I hate it when people tell you what to change in your poetry, you write from your heart and sould, not from your mind! So ignore them, I love it just the way it is... and when you find out the answer to your question let me know, because I too have that problem of telling the one i truly care for, scared of hearing that he doesnt feel the same.
Hehe...this is a really cute/nice/<insert string of adjectives> idea. There are some lines that I just love in this piece (To the story in which we take place...of how a man becomes a lover...let us add another chapter to the book that holds our lives)
However, this rhyming-poem bit is tricky (and I have no rhythm, so I always steer away from them : / ) and although you do it admirably, there are lines where the beat is off, or the sentence length throws off the stanza...etc.
I find it helpful to re-read the poem out loud, keeping a natural beat in mind. If a line sounds a bit off, don't ignore it, but try to remedy it. I found that the rhythm was thrown in a few places, such as..
"or press delete and it will all have been erased" perhaps to..";press delete- have it all erased"
"until the morning sun will rise" to..."'til the morning sun doth rise" (or, if you don't like old school ; ) ) "'til the blood-red morning's rise" ...or something : /
The two lines
"let us add another chapter of each and every time a lover is due <- here to be faithful and to be honest until our love is pure and true <- and here"
Are good within themselves, but don't mesh that well together. So there are a few bits like these that can easily be edited with a little snipping and word change. This is a nice romance poem and I look forward to seeing it when revised.

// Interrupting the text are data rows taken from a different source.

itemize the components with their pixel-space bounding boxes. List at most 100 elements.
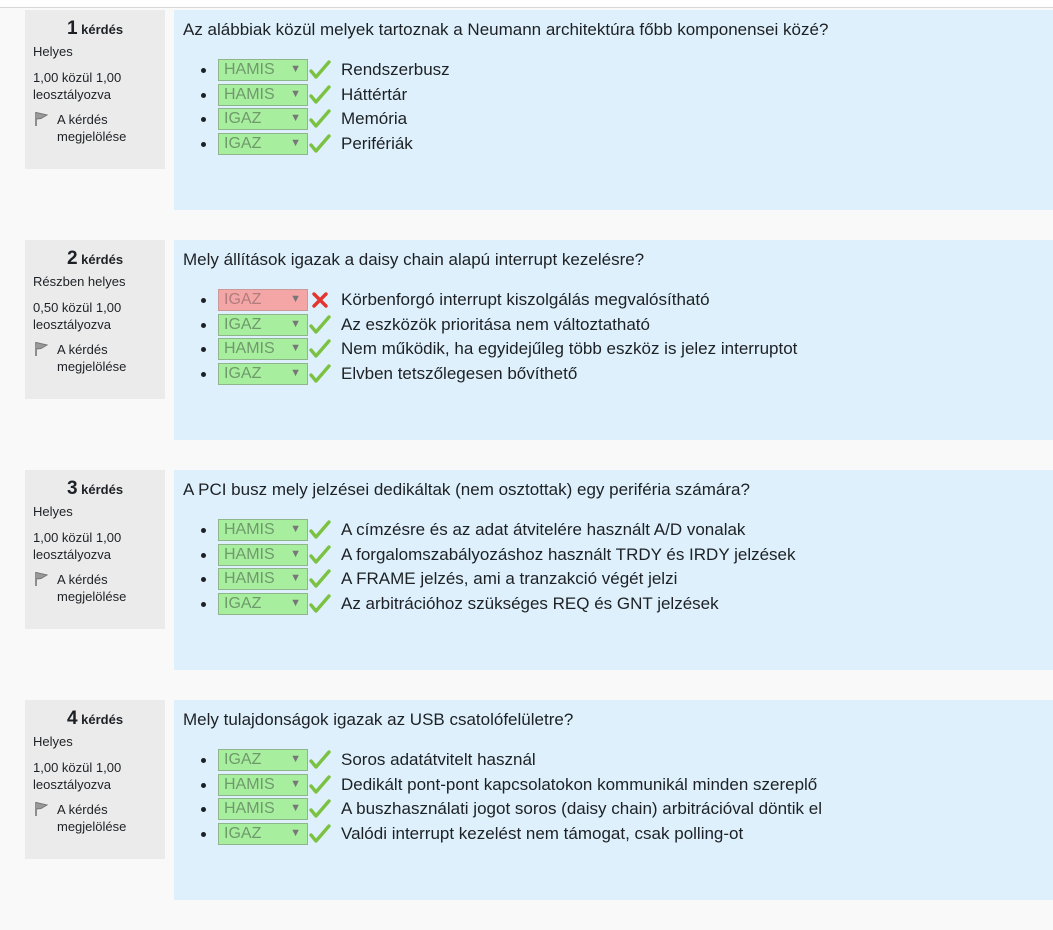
checkmark-icon bbox=[309, 544, 331, 566]
answer-select-value: IGAZ bbox=[224, 824, 262, 842]
checkmark-icon bbox=[309, 519, 331, 541]
question-info: 4 kérdés Helyes 1,00 közül 1,00 leosztál… bbox=[25, 700, 165, 859]
question-number-value: 4 bbox=[66, 708, 78, 729]
answer-select-value: IGAZ bbox=[224, 751, 262, 769]
checkmark-icon bbox=[309, 593, 331, 615]
answer-select[interactable]: IGAZ ▼ bbox=[218, 592, 308, 615]
question-grade: 1,00 közül 1,00 leosztályozva bbox=[33, 530, 122, 562]
question-number-value: 3 bbox=[66, 478, 78, 499]
answer-row: IGAZ ▼ Perifériák bbox=[183, 132, 1053, 157]
chevron-down-icon: ▼ bbox=[290, 317, 301, 330]
question-grade: 1,00 közül 1,00 leosztályozva bbox=[33, 760, 122, 792]
answer-text: A forgalomszabályozáshoz használt TRDY é… bbox=[341, 544, 796, 564]
flag-label: A kérdés megjelölése bbox=[57, 802, 127, 834]
answer-select[interactable]: IGAZ ▼ bbox=[218, 132, 308, 155]
answer-text: Valódi interrupt kezelést nem támogat, c… bbox=[341, 823, 744, 843]
answer-select[interactable]: HAMIS ▼ bbox=[218, 59, 308, 82]
question-grade: 1,00 közül 1,00 leosztályozva bbox=[33, 70, 122, 102]
answer-select[interactable]: HAMIS ▼ bbox=[218, 773, 308, 796]
answer-row: HAMIS ▼ A címzésre és az adat átvitelére… bbox=[183, 518, 1053, 543]
answer-row: HAMIS ▼ Nem működik, ha egyidejűleg több… bbox=[183, 337, 1053, 362]
answer-text: A FRAME jelzés, ami a tranzakció végét j… bbox=[341, 569, 678, 589]
answer-text: A buszhasználati jogot soros (daisy chai… bbox=[341, 799, 822, 819]
checkmark-icon bbox=[309, 823, 331, 845]
chevron-down-icon: ▼ bbox=[290, 753, 301, 766]
answer-row: IGAZ ▼ Az arbitrációhoz szükséges REQ és… bbox=[183, 592, 1053, 617]
question-4: 4 kérdés Helyes 1,00 közül 1,00 leosztál… bbox=[0, 700, 1053, 930]
checkmark-icon bbox=[309, 798, 331, 820]
answer-select[interactable]: IGAZ ▼ bbox=[218, 108, 308, 131]
answer-text: Nem működik, ha egyidejűleg több eszköz … bbox=[341, 339, 798, 359]
question-number-label: kérdés bbox=[81, 252, 124, 267]
answer-text: Körbenforgó interrupt kiszolgálás megval… bbox=[341, 290, 710, 310]
answer-text: Dedikált pont-pont kapcsolatokon kommuni… bbox=[341, 774, 818, 794]
chevron-down-icon: ▼ bbox=[290, 112, 301, 125]
answer-text: Rendszerbusz bbox=[341, 60, 450, 80]
question-text: Mely tulajdonságok igazak az USB csatoló… bbox=[183, 710, 574, 729]
question-number: 3 kérdés bbox=[33, 478, 165, 499]
answer-select-value: IGAZ bbox=[224, 134, 262, 152]
question-info: 3 kérdés Helyes 1,00 közül 1,00 leosztál… bbox=[25, 470, 165, 629]
answer-select-value: IGAZ bbox=[224, 110, 262, 128]
answer-text: Perifériák bbox=[341, 133, 413, 153]
answer-list: HAMIS ▼ A címzésre és az adat átvitelére… bbox=[183, 518, 1053, 616]
checkmark-icon bbox=[309, 133, 331, 155]
answer-row: IGAZ ▼ Körbenforgó interrupt kiszolgálás… bbox=[183, 288, 1053, 313]
answer-text: Elvben tetszőlegesen bővíthető bbox=[341, 363, 578, 383]
question-state: Helyes bbox=[33, 504, 73, 519]
answer-select-value: IGAZ bbox=[224, 291, 262, 309]
answer-select[interactable]: IGAZ ▼ bbox=[218, 289, 308, 312]
answer-text: Memória bbox=[341, 109, 408, 129]
checkmark-icon bbox=[309, 84, 331, 106]
answer-select[interactable]: HAMIS ▼ bbox=[218, 519, 308, 542]
question-number-label: kérdés bbox=[81, 482, 124, 497]
answer-select[interactable]: HAMIS ▼ bbox=[218, 568, 308, 591]
answer-select[interactable]: HAMIS ▼ bbox=[218, 798, 308, 821]
answer-row: IGAZ ▼ Memória bbox=[183, 107, 1053, 132]
flag-icon bbox=[33, 801, 51, 817]
question-number-value: 2 bbox=[66, 248, 78, 269]
answer-row: IGAZ ▼ Valódi interrupt kezelést nem tám… bbox=[183, 822, 1053, 847]
checkmark-icon bbox=[309, 108, 331, 130]
question-content: Az alábbiak közül melyek tartoznak a Neu… bbox=[174, 10, 1053, 210]
checkmark-icon bbox=[309, 774, 331, 796]
answer-row: HAMIS ▼ Dedikált pont-pont kapcsolatokon… bbox=[183, 773, 1053, 798]
answer-select[interactable]: HAMIS ▼ bbox=[218, 83, 308, 106]
question-text: Mely állítások igazak a daisy chain alap… bbox=[183, 250, 645, 269]
page-top-border bbox=[0, 0, 1053, 8]
answer-select[interactable]: IGAZ ▼ bbox=[218, 749, 308, 772]
question-number: 4 kérdés bbox=[33, 708, 165, 729]
question-content: Mely állítások igazak a daisy chain alap… bbox=[174, 240, 1053, 440]
answer-select[interactable]: IGAZ ▼ bbox=[218, 822, 308, 845]
flag-icon bbox=[33, 571, 51, 587]
flag-question-link[interactable]: A kérdés megjelölése bbox=[33, 571, 165, 605]
answer-list: IGAZ ▼ Soros adatátvitelt használ HAMIS … bbox=[183, 748, 1053, 846]
answer-row: IGAZ ▼ Soros adatátvitelt használ bbox=[183, 748, 1053, 773]
answer-select[interactable]: HAMIS ▼ bbox=[218, 338, 308, 361]
answer-text: A címzésre és az adat átvitelére használ… bbox=[341, 520, 746, 540]
answer-select[interactable]: IGAZ ▼ bbox=[218, 362, 308, 385]
chevron-down-icon: ▼ bbox=[290, 523, 301, 536]
chevron-down-icon: ▼ bbox=[290, 87, 301, 100]
chevron-down-icon: ▼ bbox=[290, 366, 301, 379]
checkmark-icon bbox=[309, 363, 331, 385]
question-number-label: kérdés bbox=[81, 712, 124, 727]
flag-question-link[interactable]: A kérdés megjelölése bbox=[33, 341, 165, 375]
question-1: 1 kérdés Helyes 1,00 közül 1,00 leosztál… bbox=[0, 10, 1053, 240]
answer-row: IGAZ ▼ Az eszközök prioritása nem változ… bbox=[183, 313, 1053, 338]
chevron-down-icon: ▼ bbox=[290, 293, 301, 306]
chevron-down-icon: ▼ bbox=[290, 63, 301, 76]
question-2: 2 kérdés Részben helyes 0,50 közül 1,00 … bbox=[0, 240, 1053, 470]
checkmark-icon bbox=[309, 749, 331, 771]
question-state: Részben helyes bbox=[33, 274, 126, 289]
question-text: A PCI busz mely jelzései dedikáltak (nem… bbox=[183, 480, 750, 499]
answer-text: Az arbitrációhoz szükséges REQ és GNT je… bbox=[341, 593, 719, 613]
answer-select[interactable]: IGAZ ▼ bbox=[218, 313, 308, 336]
flag-label: A kérdés megjelölése bbox=[57, 342, 127, 374]
chevron-down-icon: ▼ bbox=[290, 547, 301, 560]
answer-select[interactable]: HAMIS ▼ bbox=[218, 543, 308, 566]
flag-question-link[interactable]: A kérdés megjelölése bbox=[33, 801, 165, 835]
answer-text: Soros adatátvitelt használ bbox=[341, 750, 536, 770]
flag-question-link[interactable]: A kérdés megjelölése bbox=[33, 111, 165, 145]
chevron-down-icon: ▼ bbox=[290, 572, 301, 585]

let us add another chapter To this life that you want to establish To become one with me, my life my home Do you want to build what I want to uncover When will you be home...my one...my friend...my lover
let us add another chapter adding it together with no strings attached if you would rather cut this mess and leave me out That is fine, but you know what I am about
Let us add another chapter Full, of life, love, and God And let it be true That our love will never melt Unless you portray it to be like dew on a tree
me adding another chapter to my book Have I completed you? With every craney, with every hook...in every nook?